In the spring of 1832, Lewis Tappan and William Green rented the building. They offered it to the Presbyterian minister Charles Grandison Finney, a radical abolitionist who converted it into the Free Presbyterian Chatham Street Chapel. In October 1832, the chapel was the site of the first national Sunday School convention in the United States. Over the next ten years, at first here, then from 1835 to 1836 at the massive new Broadway Tabernacle, Finney gave sermons each Sunday to crowds as large as 3000 and led revivals three times a week. The Sacred Music Society, a popular religious choir, rented the building for two nights a week in this period at a cost of $850 a year. Philip Hone described his reaction to a performance in 1835:

[I was] astonished at the magnificence of the scene. The audience, of whom a large proportion were ladies, must have amounted to between 2000 and 3000 . . . . the chorus consisted of upwards of a hundred, the females all draped alike in white and arranged on opposite sides of the music gallery, formed an interesting and beautiful coup d'oeil.
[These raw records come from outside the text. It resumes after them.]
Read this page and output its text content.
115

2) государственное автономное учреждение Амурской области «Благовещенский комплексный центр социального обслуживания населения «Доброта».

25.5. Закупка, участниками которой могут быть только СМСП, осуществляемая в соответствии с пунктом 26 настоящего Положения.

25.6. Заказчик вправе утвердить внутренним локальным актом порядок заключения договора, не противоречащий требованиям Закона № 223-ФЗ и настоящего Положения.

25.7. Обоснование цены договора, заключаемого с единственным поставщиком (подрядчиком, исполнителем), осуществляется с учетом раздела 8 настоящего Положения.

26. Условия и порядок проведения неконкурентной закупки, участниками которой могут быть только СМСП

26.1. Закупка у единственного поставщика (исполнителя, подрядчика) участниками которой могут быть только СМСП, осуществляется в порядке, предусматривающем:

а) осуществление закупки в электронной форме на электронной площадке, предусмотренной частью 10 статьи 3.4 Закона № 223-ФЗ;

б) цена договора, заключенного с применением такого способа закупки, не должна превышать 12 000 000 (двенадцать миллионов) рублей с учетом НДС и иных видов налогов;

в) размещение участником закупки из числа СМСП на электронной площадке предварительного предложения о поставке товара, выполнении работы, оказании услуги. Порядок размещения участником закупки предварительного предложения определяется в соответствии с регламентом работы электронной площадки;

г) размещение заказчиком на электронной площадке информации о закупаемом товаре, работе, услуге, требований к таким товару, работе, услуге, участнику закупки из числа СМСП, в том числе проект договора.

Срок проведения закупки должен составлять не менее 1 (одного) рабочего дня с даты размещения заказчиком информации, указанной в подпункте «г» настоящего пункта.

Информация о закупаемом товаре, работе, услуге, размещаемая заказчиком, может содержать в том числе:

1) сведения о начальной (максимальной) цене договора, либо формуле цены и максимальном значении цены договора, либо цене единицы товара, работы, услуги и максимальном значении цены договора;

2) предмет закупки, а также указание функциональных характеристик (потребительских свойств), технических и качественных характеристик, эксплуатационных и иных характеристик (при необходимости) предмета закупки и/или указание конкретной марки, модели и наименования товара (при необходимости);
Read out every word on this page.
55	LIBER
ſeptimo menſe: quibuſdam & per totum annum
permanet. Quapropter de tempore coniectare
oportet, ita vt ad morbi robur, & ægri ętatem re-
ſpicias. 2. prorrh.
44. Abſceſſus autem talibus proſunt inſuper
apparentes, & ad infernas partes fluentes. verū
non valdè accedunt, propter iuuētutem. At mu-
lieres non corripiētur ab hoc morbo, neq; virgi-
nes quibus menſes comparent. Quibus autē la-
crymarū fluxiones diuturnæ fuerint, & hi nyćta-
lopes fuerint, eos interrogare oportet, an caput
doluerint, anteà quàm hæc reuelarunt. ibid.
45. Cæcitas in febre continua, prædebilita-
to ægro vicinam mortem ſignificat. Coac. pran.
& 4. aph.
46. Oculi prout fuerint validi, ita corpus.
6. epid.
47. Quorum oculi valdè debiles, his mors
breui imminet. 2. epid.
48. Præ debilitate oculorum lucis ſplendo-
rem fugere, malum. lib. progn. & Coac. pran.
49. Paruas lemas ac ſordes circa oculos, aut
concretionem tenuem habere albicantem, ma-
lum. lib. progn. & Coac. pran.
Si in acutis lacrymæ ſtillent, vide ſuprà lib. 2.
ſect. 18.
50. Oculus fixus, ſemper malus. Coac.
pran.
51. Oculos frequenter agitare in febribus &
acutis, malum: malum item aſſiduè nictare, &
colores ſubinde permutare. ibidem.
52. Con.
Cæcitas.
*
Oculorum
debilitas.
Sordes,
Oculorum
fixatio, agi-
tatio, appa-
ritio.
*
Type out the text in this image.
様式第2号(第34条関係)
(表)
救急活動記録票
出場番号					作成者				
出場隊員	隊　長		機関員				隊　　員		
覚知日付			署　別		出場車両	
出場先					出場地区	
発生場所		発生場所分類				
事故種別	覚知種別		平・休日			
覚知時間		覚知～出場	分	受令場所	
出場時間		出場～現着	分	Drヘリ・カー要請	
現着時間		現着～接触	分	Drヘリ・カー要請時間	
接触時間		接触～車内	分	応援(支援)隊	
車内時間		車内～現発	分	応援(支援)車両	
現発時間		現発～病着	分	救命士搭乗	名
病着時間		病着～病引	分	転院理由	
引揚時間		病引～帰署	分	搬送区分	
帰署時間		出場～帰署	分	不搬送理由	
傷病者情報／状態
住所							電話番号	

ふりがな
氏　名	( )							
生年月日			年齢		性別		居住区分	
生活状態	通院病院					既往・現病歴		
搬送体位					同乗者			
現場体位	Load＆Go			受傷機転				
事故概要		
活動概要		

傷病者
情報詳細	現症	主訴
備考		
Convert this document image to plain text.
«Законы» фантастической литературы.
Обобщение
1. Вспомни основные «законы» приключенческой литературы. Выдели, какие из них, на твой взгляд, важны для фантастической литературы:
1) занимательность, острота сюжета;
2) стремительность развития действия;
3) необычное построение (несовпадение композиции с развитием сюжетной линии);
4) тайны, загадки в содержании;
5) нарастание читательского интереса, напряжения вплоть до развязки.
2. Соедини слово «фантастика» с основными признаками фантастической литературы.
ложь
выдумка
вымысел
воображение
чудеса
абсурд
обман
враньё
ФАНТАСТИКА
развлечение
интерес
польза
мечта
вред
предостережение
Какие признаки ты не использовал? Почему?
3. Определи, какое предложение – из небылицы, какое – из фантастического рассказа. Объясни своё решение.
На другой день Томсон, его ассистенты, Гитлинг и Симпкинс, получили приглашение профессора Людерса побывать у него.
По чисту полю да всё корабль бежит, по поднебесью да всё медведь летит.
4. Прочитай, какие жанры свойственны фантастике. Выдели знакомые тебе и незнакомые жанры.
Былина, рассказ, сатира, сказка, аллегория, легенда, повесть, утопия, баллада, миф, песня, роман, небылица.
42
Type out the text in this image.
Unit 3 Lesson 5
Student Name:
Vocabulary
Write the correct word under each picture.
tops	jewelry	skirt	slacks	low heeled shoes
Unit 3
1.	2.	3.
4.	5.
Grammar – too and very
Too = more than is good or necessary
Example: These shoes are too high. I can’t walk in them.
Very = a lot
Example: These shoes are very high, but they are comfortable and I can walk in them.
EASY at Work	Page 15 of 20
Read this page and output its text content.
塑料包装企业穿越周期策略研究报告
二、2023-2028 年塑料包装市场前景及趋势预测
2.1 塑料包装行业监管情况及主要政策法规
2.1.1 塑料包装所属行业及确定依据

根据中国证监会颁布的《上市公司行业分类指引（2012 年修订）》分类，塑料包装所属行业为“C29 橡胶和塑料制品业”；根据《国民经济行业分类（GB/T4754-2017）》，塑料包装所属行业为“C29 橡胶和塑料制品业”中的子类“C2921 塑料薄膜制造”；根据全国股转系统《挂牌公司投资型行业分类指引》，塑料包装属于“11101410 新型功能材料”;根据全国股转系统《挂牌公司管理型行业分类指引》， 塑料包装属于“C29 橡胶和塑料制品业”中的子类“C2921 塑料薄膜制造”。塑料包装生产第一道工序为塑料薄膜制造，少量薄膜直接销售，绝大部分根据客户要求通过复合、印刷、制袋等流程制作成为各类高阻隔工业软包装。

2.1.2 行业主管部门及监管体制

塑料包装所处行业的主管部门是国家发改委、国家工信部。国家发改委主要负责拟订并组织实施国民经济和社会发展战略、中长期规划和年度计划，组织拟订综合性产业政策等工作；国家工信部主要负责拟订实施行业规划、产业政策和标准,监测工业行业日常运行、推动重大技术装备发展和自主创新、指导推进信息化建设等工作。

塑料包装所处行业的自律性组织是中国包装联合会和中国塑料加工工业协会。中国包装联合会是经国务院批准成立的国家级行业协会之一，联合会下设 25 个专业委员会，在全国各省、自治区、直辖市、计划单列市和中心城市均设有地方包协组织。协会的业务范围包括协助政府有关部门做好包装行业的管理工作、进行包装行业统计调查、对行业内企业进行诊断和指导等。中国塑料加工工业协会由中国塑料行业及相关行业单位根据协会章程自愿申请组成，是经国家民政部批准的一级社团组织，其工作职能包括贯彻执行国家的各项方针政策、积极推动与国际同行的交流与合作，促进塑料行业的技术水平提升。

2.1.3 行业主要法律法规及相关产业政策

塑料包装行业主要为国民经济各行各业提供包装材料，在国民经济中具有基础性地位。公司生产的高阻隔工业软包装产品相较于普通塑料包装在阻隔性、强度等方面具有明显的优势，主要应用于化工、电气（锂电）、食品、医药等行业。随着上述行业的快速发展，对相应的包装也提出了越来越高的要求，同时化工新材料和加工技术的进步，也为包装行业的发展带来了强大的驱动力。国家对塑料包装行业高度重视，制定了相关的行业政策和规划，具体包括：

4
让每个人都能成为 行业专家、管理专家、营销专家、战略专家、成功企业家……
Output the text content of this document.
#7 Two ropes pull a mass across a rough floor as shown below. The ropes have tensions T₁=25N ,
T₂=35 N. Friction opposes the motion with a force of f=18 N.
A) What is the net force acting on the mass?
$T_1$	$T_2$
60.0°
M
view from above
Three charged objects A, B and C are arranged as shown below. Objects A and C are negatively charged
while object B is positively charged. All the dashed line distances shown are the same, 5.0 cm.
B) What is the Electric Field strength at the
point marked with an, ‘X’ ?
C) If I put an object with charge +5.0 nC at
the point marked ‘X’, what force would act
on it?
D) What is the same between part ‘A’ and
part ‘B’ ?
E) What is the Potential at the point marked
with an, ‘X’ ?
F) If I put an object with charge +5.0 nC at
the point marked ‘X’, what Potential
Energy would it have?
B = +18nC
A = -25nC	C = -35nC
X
The ground floor, which is very capacious, and two large galleries were so crowded that I could scarcely find standing room behind the benches . . . .

In its later years, the church became a hotel. The building has since been demolished, and the land is now the site of a Metropolitan Correctional Center federal facility housing male and female pre-trial and holdover inmates, serving the Southern District of New York.